1) Vestir-se como no Brasil (ou na Europa). Alguns dos leitores da minha coluna polêmica da semana passada, escreveram que não é preciso mudar seus costumes brasileiros durante uma viagem ao exterior. Acho que Trípoli não é lugar para eles. Aqui é preciso vestir roupa conservadora, principalmente as mulheres.

2) Cair nos estereótipos da mulher muçulmana. No começo, não queria conversar com as mulheres na rua, por medo de ofender alguém. Mas, no final, percebi que era preconceito. Usar véu não significa deixar de existir.

3) Ficar só nas zonas cristãs do Líbano. Até em Beirute é possível nunca sair dos bairros bonitos dos cristãos. Mas quem viaja assim, pode perder mais da metade do país.

4) Pensar que o Líbano é um bom lugar para pegar uma praia.
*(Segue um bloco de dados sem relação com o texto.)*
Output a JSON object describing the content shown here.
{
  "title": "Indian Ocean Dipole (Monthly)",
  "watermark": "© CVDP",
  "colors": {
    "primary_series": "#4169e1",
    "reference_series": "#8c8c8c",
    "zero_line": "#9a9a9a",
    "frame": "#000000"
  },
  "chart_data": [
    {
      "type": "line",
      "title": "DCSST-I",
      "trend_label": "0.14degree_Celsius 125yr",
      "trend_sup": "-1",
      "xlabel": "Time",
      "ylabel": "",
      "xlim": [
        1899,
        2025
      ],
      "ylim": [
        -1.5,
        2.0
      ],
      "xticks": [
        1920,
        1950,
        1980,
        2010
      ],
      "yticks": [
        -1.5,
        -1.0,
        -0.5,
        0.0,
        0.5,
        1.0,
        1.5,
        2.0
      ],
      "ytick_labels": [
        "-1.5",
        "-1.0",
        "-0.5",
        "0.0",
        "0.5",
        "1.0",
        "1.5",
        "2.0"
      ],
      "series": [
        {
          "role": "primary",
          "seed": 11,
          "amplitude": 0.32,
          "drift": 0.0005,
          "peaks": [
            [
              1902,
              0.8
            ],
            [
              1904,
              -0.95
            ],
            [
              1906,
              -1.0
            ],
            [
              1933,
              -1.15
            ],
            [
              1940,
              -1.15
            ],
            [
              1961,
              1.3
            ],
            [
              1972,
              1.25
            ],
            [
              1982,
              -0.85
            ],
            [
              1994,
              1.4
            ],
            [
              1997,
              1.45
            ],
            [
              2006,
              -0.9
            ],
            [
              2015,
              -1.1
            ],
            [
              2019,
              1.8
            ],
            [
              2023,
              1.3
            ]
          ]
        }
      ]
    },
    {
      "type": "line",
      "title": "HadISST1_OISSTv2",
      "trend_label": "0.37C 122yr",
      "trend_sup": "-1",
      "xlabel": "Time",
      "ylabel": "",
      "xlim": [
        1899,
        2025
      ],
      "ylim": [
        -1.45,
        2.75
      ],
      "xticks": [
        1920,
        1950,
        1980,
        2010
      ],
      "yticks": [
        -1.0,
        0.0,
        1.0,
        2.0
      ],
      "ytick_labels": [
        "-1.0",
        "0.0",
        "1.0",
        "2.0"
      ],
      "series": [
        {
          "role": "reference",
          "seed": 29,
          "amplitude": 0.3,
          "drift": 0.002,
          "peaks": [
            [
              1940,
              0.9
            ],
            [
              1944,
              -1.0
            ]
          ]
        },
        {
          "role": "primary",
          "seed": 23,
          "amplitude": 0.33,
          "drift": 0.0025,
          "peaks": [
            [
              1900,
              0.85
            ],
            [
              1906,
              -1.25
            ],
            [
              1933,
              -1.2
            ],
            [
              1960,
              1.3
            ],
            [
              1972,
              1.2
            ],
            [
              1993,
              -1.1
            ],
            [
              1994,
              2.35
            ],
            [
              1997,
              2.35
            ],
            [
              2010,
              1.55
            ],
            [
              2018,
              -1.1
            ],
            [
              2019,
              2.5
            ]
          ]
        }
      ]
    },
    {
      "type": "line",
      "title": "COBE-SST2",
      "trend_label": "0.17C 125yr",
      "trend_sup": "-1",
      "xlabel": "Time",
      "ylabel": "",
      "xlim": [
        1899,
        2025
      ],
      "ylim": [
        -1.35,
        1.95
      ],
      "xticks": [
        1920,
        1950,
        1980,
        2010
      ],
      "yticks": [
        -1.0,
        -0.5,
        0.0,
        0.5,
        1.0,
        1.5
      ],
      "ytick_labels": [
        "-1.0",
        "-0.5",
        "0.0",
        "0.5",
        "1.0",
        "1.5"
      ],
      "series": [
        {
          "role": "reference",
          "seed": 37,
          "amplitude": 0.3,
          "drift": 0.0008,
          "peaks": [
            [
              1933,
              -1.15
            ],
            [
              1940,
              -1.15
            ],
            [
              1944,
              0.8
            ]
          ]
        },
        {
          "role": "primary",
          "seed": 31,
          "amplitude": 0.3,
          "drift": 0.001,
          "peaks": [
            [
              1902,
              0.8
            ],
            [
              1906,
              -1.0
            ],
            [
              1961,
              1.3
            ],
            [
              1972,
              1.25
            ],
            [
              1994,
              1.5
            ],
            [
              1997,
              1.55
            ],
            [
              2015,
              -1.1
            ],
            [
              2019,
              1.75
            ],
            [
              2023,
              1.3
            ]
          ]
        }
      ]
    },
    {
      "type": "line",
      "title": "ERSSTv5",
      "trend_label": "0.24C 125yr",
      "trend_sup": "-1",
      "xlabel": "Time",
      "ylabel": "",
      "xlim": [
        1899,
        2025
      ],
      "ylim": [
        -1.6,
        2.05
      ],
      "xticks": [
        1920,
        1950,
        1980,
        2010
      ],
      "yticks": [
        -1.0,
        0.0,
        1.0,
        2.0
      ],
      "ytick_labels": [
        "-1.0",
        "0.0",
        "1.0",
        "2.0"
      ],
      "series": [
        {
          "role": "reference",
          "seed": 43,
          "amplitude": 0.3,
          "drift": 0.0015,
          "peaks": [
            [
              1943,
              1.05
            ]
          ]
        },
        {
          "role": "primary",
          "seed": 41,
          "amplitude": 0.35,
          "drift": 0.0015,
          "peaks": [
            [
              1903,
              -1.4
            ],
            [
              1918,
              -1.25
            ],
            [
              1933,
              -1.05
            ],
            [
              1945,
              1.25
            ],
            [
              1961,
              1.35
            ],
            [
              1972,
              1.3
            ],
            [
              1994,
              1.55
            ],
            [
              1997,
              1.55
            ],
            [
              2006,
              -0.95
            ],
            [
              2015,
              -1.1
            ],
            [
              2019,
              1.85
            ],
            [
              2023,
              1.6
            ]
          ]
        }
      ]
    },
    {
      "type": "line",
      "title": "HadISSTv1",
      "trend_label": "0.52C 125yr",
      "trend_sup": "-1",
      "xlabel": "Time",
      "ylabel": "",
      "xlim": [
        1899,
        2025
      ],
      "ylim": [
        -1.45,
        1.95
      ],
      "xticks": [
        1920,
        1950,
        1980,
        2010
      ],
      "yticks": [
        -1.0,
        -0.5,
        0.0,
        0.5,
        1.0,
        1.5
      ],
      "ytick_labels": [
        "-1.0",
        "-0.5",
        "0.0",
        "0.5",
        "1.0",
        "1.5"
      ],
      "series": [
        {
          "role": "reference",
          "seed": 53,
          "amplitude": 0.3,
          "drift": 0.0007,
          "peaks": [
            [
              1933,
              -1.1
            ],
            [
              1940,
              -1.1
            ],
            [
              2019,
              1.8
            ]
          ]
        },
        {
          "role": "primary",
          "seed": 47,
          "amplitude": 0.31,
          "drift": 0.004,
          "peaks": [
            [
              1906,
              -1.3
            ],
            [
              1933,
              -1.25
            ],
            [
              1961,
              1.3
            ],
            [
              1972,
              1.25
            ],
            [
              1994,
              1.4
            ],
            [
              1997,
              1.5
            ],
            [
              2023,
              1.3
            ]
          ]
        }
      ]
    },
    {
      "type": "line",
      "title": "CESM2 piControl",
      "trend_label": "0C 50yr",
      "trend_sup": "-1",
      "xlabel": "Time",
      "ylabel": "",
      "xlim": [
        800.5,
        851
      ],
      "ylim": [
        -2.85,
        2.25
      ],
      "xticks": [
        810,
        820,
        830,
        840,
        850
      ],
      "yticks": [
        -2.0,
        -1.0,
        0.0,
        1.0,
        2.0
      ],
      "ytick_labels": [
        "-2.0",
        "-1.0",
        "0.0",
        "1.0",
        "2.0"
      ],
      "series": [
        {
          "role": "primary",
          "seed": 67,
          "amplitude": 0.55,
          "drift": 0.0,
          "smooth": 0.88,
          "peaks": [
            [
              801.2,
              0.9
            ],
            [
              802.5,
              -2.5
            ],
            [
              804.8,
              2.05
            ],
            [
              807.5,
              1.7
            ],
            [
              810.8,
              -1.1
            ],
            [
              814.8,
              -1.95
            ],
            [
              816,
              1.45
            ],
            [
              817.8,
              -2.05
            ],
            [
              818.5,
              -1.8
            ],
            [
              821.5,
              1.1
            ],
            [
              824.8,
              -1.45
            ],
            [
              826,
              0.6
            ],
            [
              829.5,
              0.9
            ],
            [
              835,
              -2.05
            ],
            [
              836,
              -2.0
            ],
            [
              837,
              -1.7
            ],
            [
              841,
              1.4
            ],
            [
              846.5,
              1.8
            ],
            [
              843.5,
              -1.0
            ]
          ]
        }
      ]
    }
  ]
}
Estando na costa Leste do Mediterrâneo, há praias. Mas não muito lindas, na sua maioria.

5) Entrar no país com carimbo de Israel no passaporte. Por incrível que pareça, é muito possível que a imigração não permita a entrada de alguém que já visitou o grande inimigo do país.

6) Não prestar atenção nas notícias antes e durante sua viagem. Neste momento, o Líbano está bastante seguro. Mas recomendo ler ou o Daily Star (periódico libanês em inglês) ou o L’Orient Le Jour (em francês) ou colocar  “Líbano” no Google Notícias para ver o que está acontecendo.

7) Perder a oportunidade de comer as comidas libaneses que vocês conhecem – como os kibes – no Brasil para depois comparar.